A radical solution is needed, Walker said, and it must be one that can shift the responsibility of health care from providers to members.

Focus on health

Walker said that during the next four years, he hopes the state health plan will focus on helping people remain healthy.

A program called North Carolina HealthSmart, which is part of the plan’s budget proposal to the General Assembly this session, might help.

The program will include fitness and dietary programs, smoking cessation programs, medical case management and screenings to identify and track health risks.

Rand said he hopes the General Assembly will take the concept of a wellness benefit even further.

“We are considering making the employee pay part of the premium, but giving them back that money if they will lead a healthy lifestyle,” Rand said.

Rand said this plan would allow employees to earn back part of a mandatory monthly premium by concentrating on improving their own health.
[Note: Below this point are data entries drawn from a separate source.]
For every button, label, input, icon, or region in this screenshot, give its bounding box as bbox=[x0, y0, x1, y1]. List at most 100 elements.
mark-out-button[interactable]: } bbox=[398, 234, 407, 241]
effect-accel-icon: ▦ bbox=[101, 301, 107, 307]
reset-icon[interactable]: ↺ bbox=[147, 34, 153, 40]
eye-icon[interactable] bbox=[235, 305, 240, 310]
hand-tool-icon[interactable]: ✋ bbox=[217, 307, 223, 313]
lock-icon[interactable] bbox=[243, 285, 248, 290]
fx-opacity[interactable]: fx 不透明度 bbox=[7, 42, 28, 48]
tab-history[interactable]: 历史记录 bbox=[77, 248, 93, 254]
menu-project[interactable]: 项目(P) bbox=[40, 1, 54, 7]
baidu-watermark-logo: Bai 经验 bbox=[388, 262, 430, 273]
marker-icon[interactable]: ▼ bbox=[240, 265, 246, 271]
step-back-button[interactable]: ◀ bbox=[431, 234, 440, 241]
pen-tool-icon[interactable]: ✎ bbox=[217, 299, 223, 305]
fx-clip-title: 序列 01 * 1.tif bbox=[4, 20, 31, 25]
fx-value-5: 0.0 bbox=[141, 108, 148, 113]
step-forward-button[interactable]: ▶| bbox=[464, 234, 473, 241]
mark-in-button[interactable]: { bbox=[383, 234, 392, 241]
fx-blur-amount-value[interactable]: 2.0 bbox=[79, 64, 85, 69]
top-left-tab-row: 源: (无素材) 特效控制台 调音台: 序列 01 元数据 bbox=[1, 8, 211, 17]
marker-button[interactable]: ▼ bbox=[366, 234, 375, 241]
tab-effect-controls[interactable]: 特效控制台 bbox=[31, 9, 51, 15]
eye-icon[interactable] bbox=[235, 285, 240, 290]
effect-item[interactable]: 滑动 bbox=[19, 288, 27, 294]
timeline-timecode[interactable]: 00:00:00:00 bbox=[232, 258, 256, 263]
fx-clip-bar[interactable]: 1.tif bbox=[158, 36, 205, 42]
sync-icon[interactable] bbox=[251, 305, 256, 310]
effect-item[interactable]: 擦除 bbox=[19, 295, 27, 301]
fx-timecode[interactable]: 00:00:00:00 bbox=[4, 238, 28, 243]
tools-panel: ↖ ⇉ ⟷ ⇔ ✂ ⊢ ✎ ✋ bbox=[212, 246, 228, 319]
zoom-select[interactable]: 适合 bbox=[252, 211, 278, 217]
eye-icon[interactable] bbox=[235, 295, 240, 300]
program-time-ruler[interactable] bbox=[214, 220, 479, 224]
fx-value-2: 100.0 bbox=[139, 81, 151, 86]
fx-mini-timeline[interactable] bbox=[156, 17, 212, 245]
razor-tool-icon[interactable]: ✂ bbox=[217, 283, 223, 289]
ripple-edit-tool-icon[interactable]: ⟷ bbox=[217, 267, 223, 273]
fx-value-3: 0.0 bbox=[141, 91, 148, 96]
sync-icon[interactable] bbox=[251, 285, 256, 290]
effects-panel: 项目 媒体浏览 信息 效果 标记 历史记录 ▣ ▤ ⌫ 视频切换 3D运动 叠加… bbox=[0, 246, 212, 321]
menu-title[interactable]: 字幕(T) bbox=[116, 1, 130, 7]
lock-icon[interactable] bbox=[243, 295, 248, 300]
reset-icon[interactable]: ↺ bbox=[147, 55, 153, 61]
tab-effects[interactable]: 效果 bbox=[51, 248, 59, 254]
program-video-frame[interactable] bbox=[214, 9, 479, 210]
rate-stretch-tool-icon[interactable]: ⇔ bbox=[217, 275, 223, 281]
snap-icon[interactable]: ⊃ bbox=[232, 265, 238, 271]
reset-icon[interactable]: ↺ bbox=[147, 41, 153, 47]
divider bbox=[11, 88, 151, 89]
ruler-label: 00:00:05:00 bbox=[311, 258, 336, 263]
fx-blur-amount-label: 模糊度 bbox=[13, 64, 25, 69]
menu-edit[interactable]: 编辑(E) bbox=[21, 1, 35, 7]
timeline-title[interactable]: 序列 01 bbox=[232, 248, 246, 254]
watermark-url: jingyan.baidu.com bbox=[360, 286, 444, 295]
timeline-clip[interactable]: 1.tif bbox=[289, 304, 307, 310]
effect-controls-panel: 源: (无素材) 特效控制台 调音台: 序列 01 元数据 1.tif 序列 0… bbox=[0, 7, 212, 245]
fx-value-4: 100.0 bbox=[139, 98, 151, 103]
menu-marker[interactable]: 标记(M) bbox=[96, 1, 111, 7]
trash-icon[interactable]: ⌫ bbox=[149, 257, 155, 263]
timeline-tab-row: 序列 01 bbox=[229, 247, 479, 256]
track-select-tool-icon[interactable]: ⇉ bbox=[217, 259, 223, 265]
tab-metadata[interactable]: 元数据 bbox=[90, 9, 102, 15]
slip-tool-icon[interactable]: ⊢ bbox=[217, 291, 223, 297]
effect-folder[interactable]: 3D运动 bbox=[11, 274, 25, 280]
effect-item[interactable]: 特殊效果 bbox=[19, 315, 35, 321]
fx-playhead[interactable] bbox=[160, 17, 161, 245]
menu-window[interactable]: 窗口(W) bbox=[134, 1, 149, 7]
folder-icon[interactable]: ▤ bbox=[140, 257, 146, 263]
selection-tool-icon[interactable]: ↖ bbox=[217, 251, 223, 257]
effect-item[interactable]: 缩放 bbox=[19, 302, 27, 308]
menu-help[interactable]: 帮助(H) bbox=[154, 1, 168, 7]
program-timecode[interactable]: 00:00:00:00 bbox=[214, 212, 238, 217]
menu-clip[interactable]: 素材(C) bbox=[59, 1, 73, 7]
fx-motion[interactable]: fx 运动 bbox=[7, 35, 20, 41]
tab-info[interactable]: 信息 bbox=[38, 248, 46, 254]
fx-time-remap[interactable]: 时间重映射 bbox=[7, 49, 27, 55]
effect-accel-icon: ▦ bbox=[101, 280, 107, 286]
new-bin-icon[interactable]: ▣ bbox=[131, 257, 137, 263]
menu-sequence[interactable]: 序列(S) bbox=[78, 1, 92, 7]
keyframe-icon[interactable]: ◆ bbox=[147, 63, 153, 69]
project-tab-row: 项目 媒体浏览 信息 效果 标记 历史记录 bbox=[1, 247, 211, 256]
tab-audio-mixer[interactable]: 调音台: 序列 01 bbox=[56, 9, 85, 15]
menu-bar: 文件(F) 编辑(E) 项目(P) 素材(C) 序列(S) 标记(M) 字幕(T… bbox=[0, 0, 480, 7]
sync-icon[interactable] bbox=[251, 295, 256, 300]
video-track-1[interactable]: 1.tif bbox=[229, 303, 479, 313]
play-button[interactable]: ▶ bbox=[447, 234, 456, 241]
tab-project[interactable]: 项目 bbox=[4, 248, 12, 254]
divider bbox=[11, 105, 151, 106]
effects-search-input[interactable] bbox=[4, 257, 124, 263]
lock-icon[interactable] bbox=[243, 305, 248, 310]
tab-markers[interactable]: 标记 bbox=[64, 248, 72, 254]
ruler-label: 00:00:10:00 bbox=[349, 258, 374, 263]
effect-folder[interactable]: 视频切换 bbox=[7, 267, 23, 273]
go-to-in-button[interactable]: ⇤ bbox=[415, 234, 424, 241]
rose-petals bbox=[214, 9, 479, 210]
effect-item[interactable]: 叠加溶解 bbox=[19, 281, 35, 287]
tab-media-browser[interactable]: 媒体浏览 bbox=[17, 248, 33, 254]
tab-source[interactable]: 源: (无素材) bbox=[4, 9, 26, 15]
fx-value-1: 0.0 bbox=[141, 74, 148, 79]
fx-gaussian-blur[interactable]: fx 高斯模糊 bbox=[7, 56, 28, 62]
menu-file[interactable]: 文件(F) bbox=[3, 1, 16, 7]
Employees could participate in fitness programs, decrease their cholesterol levels or give up cigarettes to reduce the cost of their health care.
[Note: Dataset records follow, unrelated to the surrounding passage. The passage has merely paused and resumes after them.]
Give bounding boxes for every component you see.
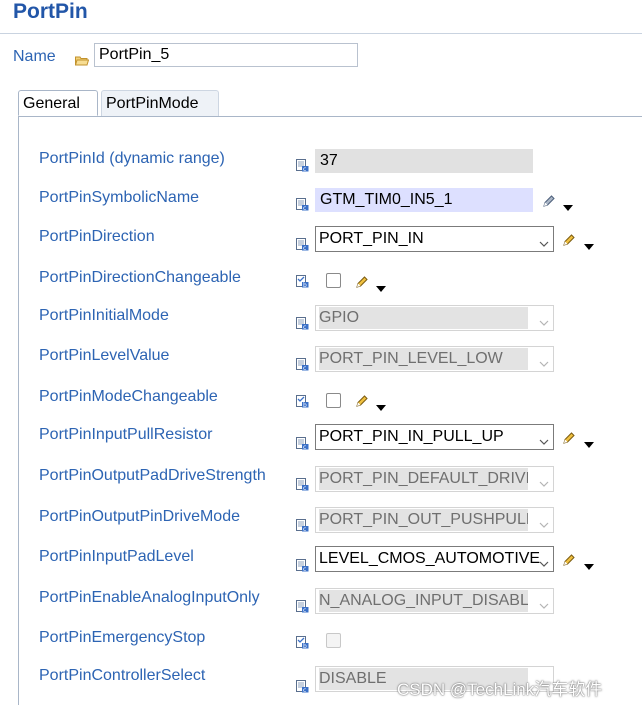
portpininputpullresistor-value: PORT_PIN_IN_PULL_UP [319,428,504,445]
portpindirectionchangeable-checkbox[interactable] [326,273,341,288]
svg-text:c: c [303,166,306,172]
portpinid-field: 37 [315,149,533,173]
calculator-icon: c [296,317,309,330]
dropdown-arrow-icon[interactable] [376,398,386,411]
portpinoutputpaddrivestrength-combo: PORT_PIN_DEFAULT_DRIVER [315,466,554,492]
dropdown-arrow-icon[interactable] [563,198,573,211]
chevron-down-icon [539,473,549,487]
edit-pencil-icon[interactable] [542,194,556,208]
folder-icon [74,53,90,71]
label-portpinenableanaloginputonly: PortPinEnableAnalogInputOnly [39,589,260,606]
svg-text:c: c [303,365,306,371]
portpinemergencystop-checkbox [326,633,341,648]
editor-title: PortPin [13,0,88,23]
svg-text:c: c [303,566,306,572]
label-portpininitialmode: PortPinInitialMode [39,307,169,324]
label-portpincontrollerselect: PortPinControllerSelect [39,667,206,684]
portpininputpullresistor-combo[interactable]: PORT_PIN_IN_PULL_UP [315,424,554,450]
svg-text:c: c [303,245,306,251]
tab-general[interactable]: General [18,90,98,116]
label-portpininputpullresistor: PortPinInputPullResistor [39,426,213,443]
portpinmodechangeable-checkbox[interactable] [326,393,341,408]
edit-pencil-icon[interactable] [355,275,369,289]
calculator-icon: c [296,600,309,613]
portpindirection-combo[interactable]: PORT_PIN_IN [315,226,554,252]
chevron-down-icon [539,553,549,567]
label-portpininputpadlevel: PortPinInputPadLevel [39,548,194,565]
svg-text:c: c [303,607,306,613]
svg-text:c: c [303,324,306,330]
chevron-down-icon [539,353,549,367]
portpinoutputpindrivemode-value: PORT_PIN_OUT_PUSHPULL [319,509,528,531]
chevron-down-icon [539,312,549,326]
boolean-icon: b [296,395,309,408]
chevron-down-icon [539,514,549,528]
label-portpinsymbolicname: PortPinSymbolicName [39,189,200,206]
svg-text:b: b [303,643,307,649]
chevron-down-icon [539,595,549,609]
portpininputpadlevel-combo[interactable]: LEVEL_CMOS_AUTOMOTIVE [315,546,554,572]
portpininputpadlevel-value: LEVEL_CMOS_AUTOMOTIVE [319,550,541,567]
calculator-icon: c [296,559,309,572]
svg-text:c: c [303,485,306,491]
label-portpindirectionchangeable: PortPinDirectionChangeable [39,269,241,286]
portpinoutputpaddrivestrength-value: PORT_PIN_DEFAULT_DRIVER [319,468,528,490]
calculator-icon: c [296,680,309,693]
watermark-text: CSDN @TechLink汽车软件 [397,680,603,699]
label-portpinoutputpindrivemode: PortPinOutputPinDriveMode [39,508,240,525]
name-label: Name [13,48,56,65]
label-portpinemergencystop: PortPinEmergencyStop [39,629,206,646]
chevron-down-icon [539,233,549,247]
calculator-icon: c [296,198,309,211]
portpindirection-value: PORT_PIN_IN [319,230,424,247]
boolean-icon: b [296,275,309,288]
portpinlevelvalue-value: PORT_PIN_LEVEL_LOW [319,348,528,370]
portpinoutputpindrivemode-combo: PORT_PIN_OUT_PUSHPULL [315,507,554,533]
edit-pencil-icon[interactable] [355,394,369,408]
tab-portpinmode[interactable]: PortPinMode [101,90,219,116]
calculator-icon: c [296,358,309,371]
calculator-icon: c [296,519,309,532]
calculator-icon: c [296,478,309,491]
dropdown-arrow-icon[interactable] [584,557,594,570]
svg-text:c: c [303,205,306,211]
calculator-icon: c [296,437,309,450]
label-portpindirection: PortPinDirection [39,228,155,245]
editor-title-bar: PortPin [0,0,642,34]
edit-pencil-icon[interactable] [562,233,576,247]
portpinenableanaloginputonly-value: N_ANALOG_INPUT_DISABLE [319,590,528,612]
portpinenableanaloginputonly-combo: N_ANALOG_INPUT_DISABLE [315,588,554,614]
edit-pencil-icon[interactable] [562,431,576,445]
svg-text:c: c [303,687,306,693]
tab-bar: General PortPinMode [18,90,642,117]
dropdown-arrow-icon[interactable] [376,279,386,292]
label-portpinid: PortPinId (dynamic range) [39,150,225,167]
label-portpinlevelvalue: PortPinLevelValue [39,347,170,364]
portpinlevelvalue-combo: PORT_PIN_LEVEL_LOW [315,346,554,372]
edit-pencil-icon[interactable] [562,553,576,567]
portpininitialmode-value: GPIO [319,307,528,329]
panel-border [18,116,19,705]
svg-text:c: c [303,444,306,450]
svg-text:b: b [303,282,307,288]
label-portpinmodechangeable: PortPinModeChangeable [39,388,218,405]
label-portpinoutputpaddrivestrength: PortPinOutputPadDriveStrength [39,467,266,484]
dropdown-arrow-icon[interactable] [584,435,594,448]
portpinsymbolicname-input[interactable]: GTM_TIM0_IN5_1 [315,188,533,212]
dropdown-arrow-icon[interactable] [584,237,594,250]
portpininitialmode-combo: GPIO [315,305,554,331]
chevron-down-icon [539,431,549,445]
name-input[interactable]: PortPin_5 [94,43,358,67]
svg-text:b: b [303,402,307,408]
svg-text:c: c [303,526,306,532]
calculator-icon: c [296,238,309,251]
boolean-icon: b [296,636,309,649]
calculator-icon: c [296,159,309,172]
This type of plan would reward healthy members through an incentive system rather than exploit them, Rand said.

“We have to give people an incentive to take better care of themselves, which is a benefit to the employee — but it’s also a benefit to the plan.”

A political push

Even with backing from officials within the UNC-system and with support from current users of the health plan, such a measure would have to survive the political process, Rand cautioned.

To pass, it would need the support of 26 members of the Senate, 61 members of the House and

Gov. Mike Easley.

“Does a collective political will exist to pass that?” Rand asked.

“I don’t know. But if you don’t pass that, the cost (of health care) continues to escalate dramatically.”

If the measure succeeds, Knight and hundreds of thousands of people across North Carolina will find themselves in a very different relationship with their health care provider.

Officials say the only people who can permanently reduce the cost of health care are the plan’s members.

But for that to happen, many people will have to drastically change their lifestyles.

“I think with some people, it doesn’t really matter what you offer — if that’s what they’re used to doing, that’s what they’re going to keep doing,” Knight said.

“But offer it to me? I’ll take you up on it.”